Rhys reappeared at the door and offered her his arm.
He assisted her down the stairs, walking in front of her and practically backward, clearly believing she might fall.
She’d lived her whole life afraid of so many things, trapped in a different kind of corset, held back by anxiety and her insecurities.
Now Rhys’s incessant coddling was showing her how much she didn’t want to be afraid anymore.
She wanted to be strong. She was being treated like a helpless female in 1829, and she wasn’t helpless at all.
“Rhys, I’m fine. Truly. When I’m done playing, I’ll come to the library.”
Although part of her didn’t want to read anymore or see Garesh’s name again.
The possible ramifications were too much to consider.
Suddenly she was looking back on her life with an entirely different lens.
Garesh had taught her so much about the power of music and how it connected the world.
Had his lessons been orchestrated for this reason?
Because she had to find a song hidden in time?

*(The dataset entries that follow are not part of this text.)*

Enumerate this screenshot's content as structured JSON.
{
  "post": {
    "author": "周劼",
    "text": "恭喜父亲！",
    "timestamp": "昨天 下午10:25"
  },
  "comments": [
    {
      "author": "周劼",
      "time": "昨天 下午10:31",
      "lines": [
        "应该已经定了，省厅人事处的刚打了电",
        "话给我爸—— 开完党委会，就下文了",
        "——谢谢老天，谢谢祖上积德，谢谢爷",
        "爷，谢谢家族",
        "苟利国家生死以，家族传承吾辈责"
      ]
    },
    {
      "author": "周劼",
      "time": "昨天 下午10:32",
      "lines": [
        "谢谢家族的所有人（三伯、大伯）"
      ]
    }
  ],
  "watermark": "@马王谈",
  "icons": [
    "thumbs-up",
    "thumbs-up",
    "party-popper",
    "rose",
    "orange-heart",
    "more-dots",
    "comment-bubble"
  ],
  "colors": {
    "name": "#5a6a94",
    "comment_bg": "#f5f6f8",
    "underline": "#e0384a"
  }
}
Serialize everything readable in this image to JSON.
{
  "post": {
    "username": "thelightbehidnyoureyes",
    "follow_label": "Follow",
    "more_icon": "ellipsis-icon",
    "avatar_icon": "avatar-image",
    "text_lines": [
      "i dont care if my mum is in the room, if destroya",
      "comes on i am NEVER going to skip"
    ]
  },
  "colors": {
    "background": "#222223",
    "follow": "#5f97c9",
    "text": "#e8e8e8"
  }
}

When they reached the conservatory, she sat down at the piano bench like it was a lifeboat. Rhys hovered next to her and asked, “May I stay and watch you play?”

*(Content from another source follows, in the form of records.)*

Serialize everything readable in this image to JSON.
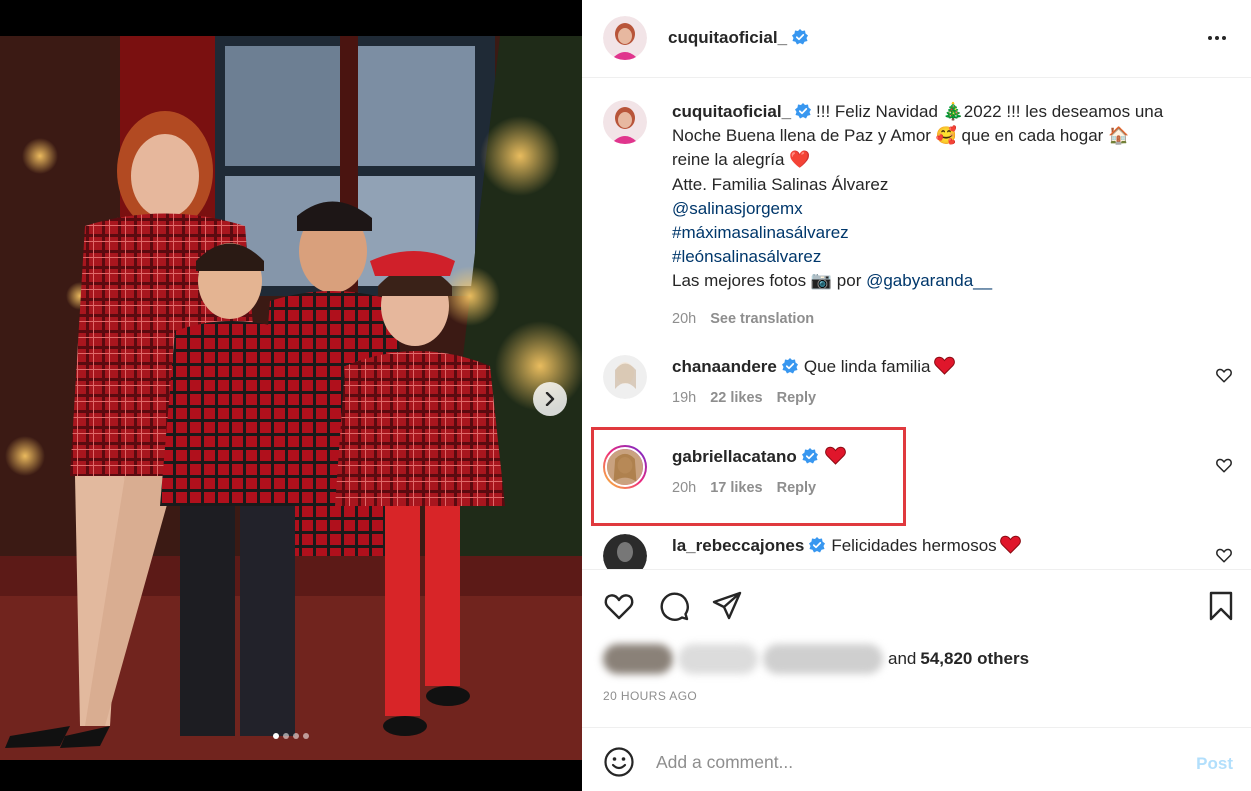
{
  "post": {
    "username": "cuquitaoficial_",
    "caption": {
      "line1": "!!! Feliz Navidad 🎄2022 !!! les deseamos una",
      "line2": "Noche Buena llena de Paz y Amor 🥰 que en cada hogar 🏠",
      "line3": "reine la alegría ❤️",
      "line4": "Atte. Familia Salinas Álvarez",
      "mention1": "@salinasjorgemx",
      "hashtag1": "#máximasalinasálvarez",
      "hashtag2": "#leónsalinasálvarez",
      "line8_prefix": "Las mejores fotos 📷 por ",
      "mention2": "@gabyaranda__",
      "time": "20h",
      "see_translation": "See translation"
    },
    "comments": [
      {
        "username": "chanaandere",
        "text": "Que linda familia",
        "time": "19h",
        "likes": "22 likes",
        "reply": "Reply"
      },
      {
        "username": "gabriellacatano",
        "text": "",
        "time": "20h",
        "likes": "17 likes",
        "reply": "Reply"
      },
      {
        "username": "la_rebeccajones",
        "text": "Felicidades hermosos"
      }
    ],
    "likes_suffix": "and ",
    "likes_others": "54,820 others",
    "timestamp": "20 HOURS AGO",
    "comment_placeholder": "Add a comment...",
    "post_label": "Post"
  },
  "carousel": {
    "total_slides": 4,
    "active_index": 0
  },
  "colors": {
    "verified": "#3897f0",
    "highlight_box": "#e0393e",
    "link": "#00376b",
    "heart": "#e0162b"
  },
  "icons": [
    "verified-badge-icon",
    "more-options-icon",
    "next-arrow-icon",
    "heart-icon",
    "comment-icon",
    "share-icon",
    "bookmark-icon",
    "emoji-icon",
    "small-heart-icon"
  ]
}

She stared up at him. If he stayed, she wouldn’t be able to lose herself fully in the music. “I’d rather be alone.”
A shutter came over his face. He was taking her rejection personally.
She tried to soften it. “It’s just that—”
“No, of course I would only intrude.” He stopped her, sounding stiff and formal, and marched off, shutting the door before she could say anything more.
She stared at the empty room. The conservatory felt colder, or maybe he’d taken the warmth with him.
Somehow in the short amount of time she’d been here, the connection between them was becoming undeniable.
He was translating a diary that seemed to have been written for her—a diary with instructions of how to save the world.
She wasn’t ready to read yet how she was supposed to accomplish such a feat.
She was just one person, not a hero or a superhero.
She wasn’t even courageous. She was just a woman, full of anxiety about life and how to live it.
Trying hard to shut off her thoughts, she laid her hands on the keys.